VENEZUELA - EUA atacam Caracas e captuam Nicolas Maduro
Na madrugada deste sábado (3), os Estados Unidos lançaram uma ofensiva militar em larga escala contra a Venezuela, atingindo a capital Caracas e regiões estratégicas como Miranda, Aragua e La Guaira. Testemunhas relataram explosões intensas, sobrevoo de aeronaves e cortes de energia elétrica em diversos pontos da capital.

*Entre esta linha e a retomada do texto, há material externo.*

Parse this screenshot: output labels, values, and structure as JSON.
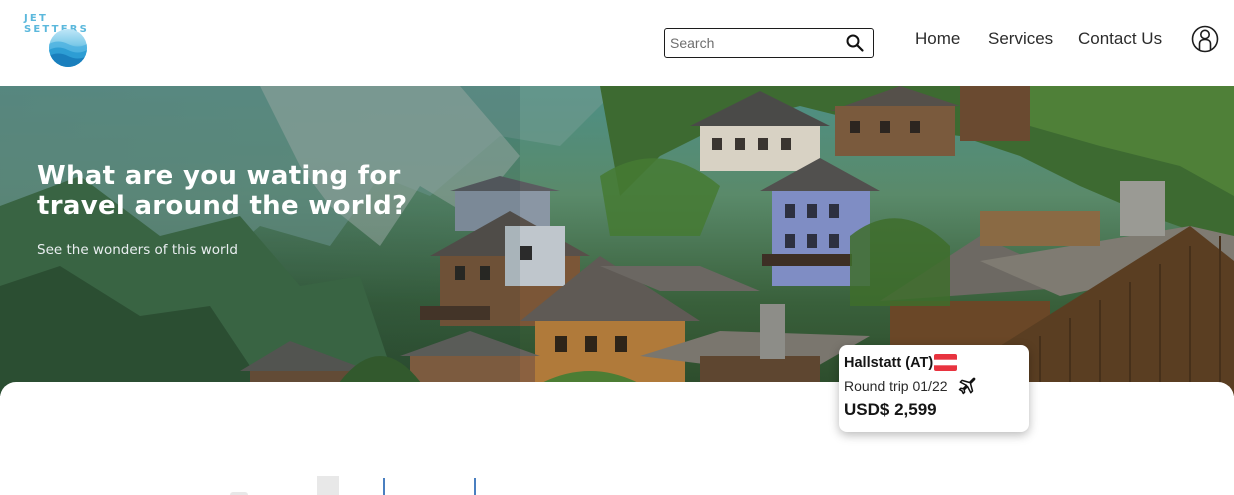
{
  "brand": {
    "name": "JET SETTERS",
    "logo_icon": "wave-globe-icon",
    "accent": "#5bb8dc"
  },
  "search": {
    "placeholder": "Search",
    "value": "",
    "icon": "search-icon"
  },
  "nav": [
    {
      "label": "Home"
    },
    {
      "label": "Services"
    },
    {
      "label": "Contact Us"
    }
  ],
  "profile": {
    "icon": "user-profile-icon"
  },
  "hero": {
    "title": "What are you wating for travel around the world?",
    "subtitle": "See the wonders of this world",
    "image": "alpine-village-hillside-photo"
  },
  "deal": {
    "destination": "Hallstatt (AT)",
    "flag": "austria-flag-icon",
    "trip": "Round trip 01/22",
    "trip_icon": "airplane-icon",
    "price": "USD$ 2,599"
  }
}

Poucas horas após os ataques, o presidente norte-americano Donald Trump declarou em suas redes sociais que Nicolás Maduro e sua esposa, Cilia Flores, foram capturados por forças especiais dos EUA e retirados do território venezuelano. Trump classificou a operação como “bem-sucedida” e prometeu divulgar mais detalhes em coletiva de imprensa ainda hoje. Maduro e sua esosa, já presos nos EUA, serão julgados por um tribunal americano, acusado por vários crimes. O governo venezuelano, por sua vez, denunciou a ação como uma “agressão militar” e decretou estado de emergência nacional, mobilizando suas forças armadas para conter possíveis novas incursões.
Contexto e análise: Maduro, há anos acusado de autoritarismo e responsável por uma grave crise econômica e humanitária, vê sua permanência no poder ser abruptamente interrompida por uma ação externa. Sua captura, representa um marco histórico na política latino-americana, encerrando um ciclo de repressão e isolamento internacional.

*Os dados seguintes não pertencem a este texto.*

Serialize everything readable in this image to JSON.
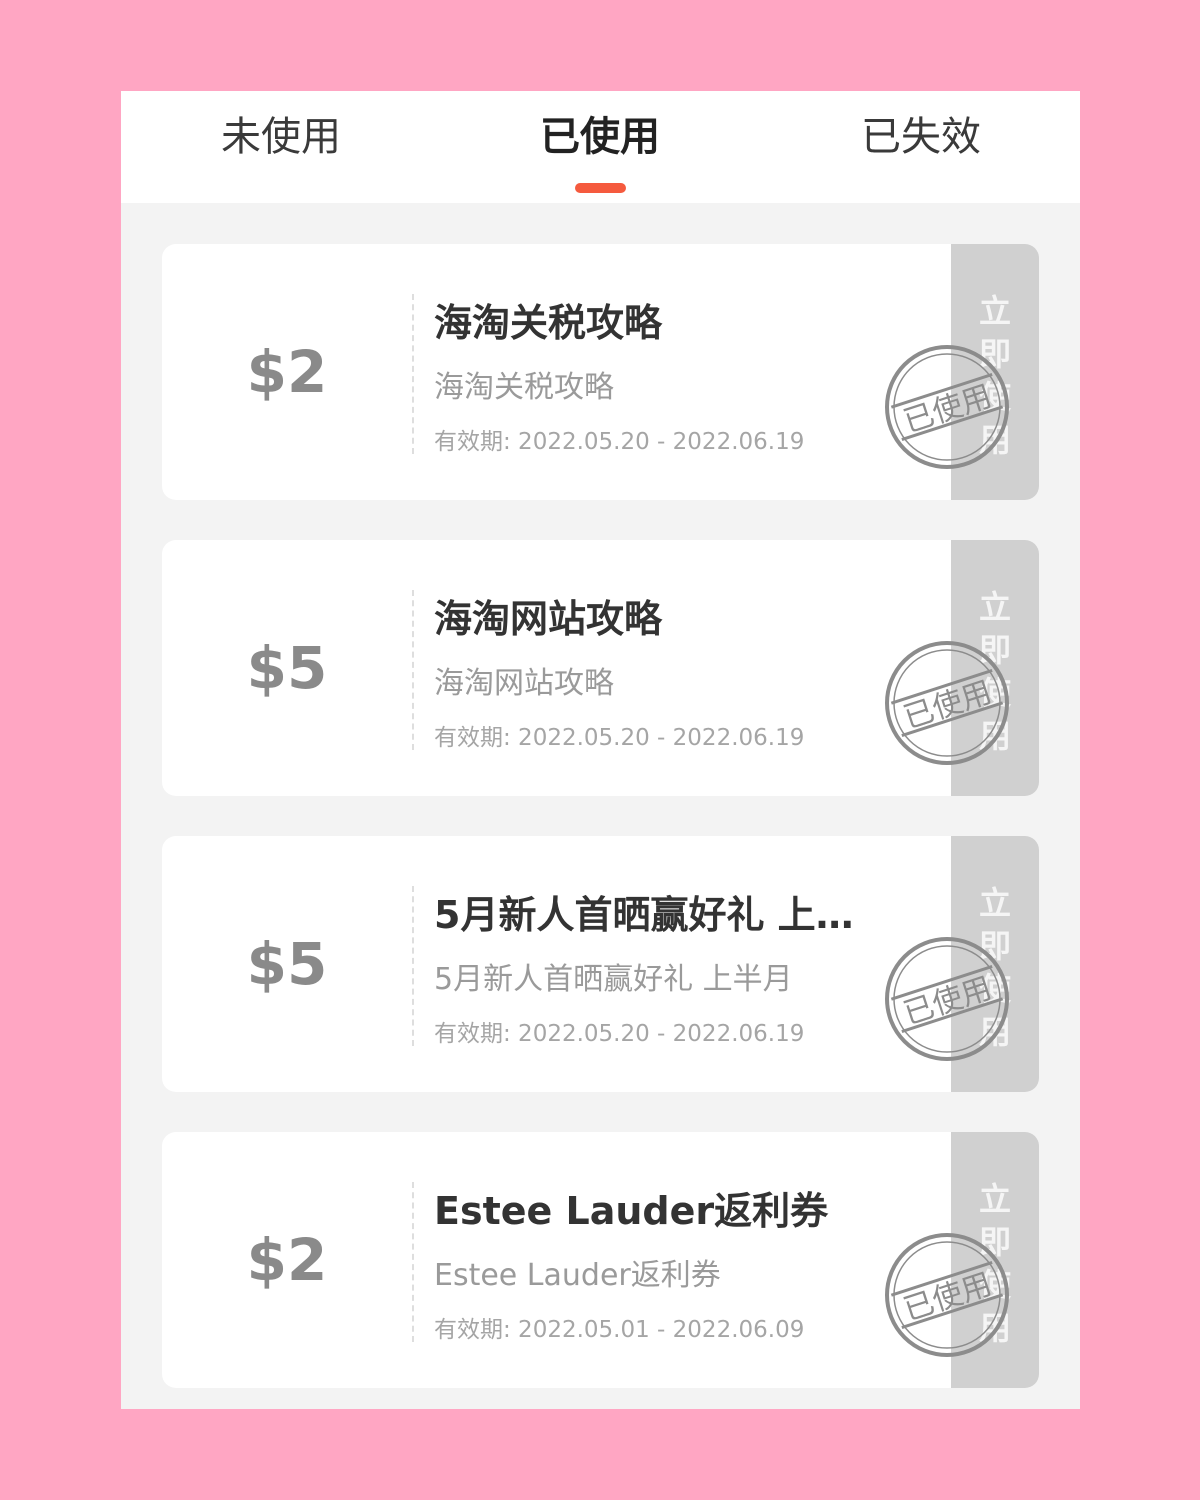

Conclusão: O ataque dos EUA e a suposta captura de Nicolás Maduro inauguram um novo capítulo na geopolítica sul-americana. Se por um lado encerra-se o domínio de um líder marcado por denúncias de corrupção e violações de direitos humanos, por outro abre-se um cenário de incerteza para a região, com impactos diretos sobre o Brasil e seus vizinhos.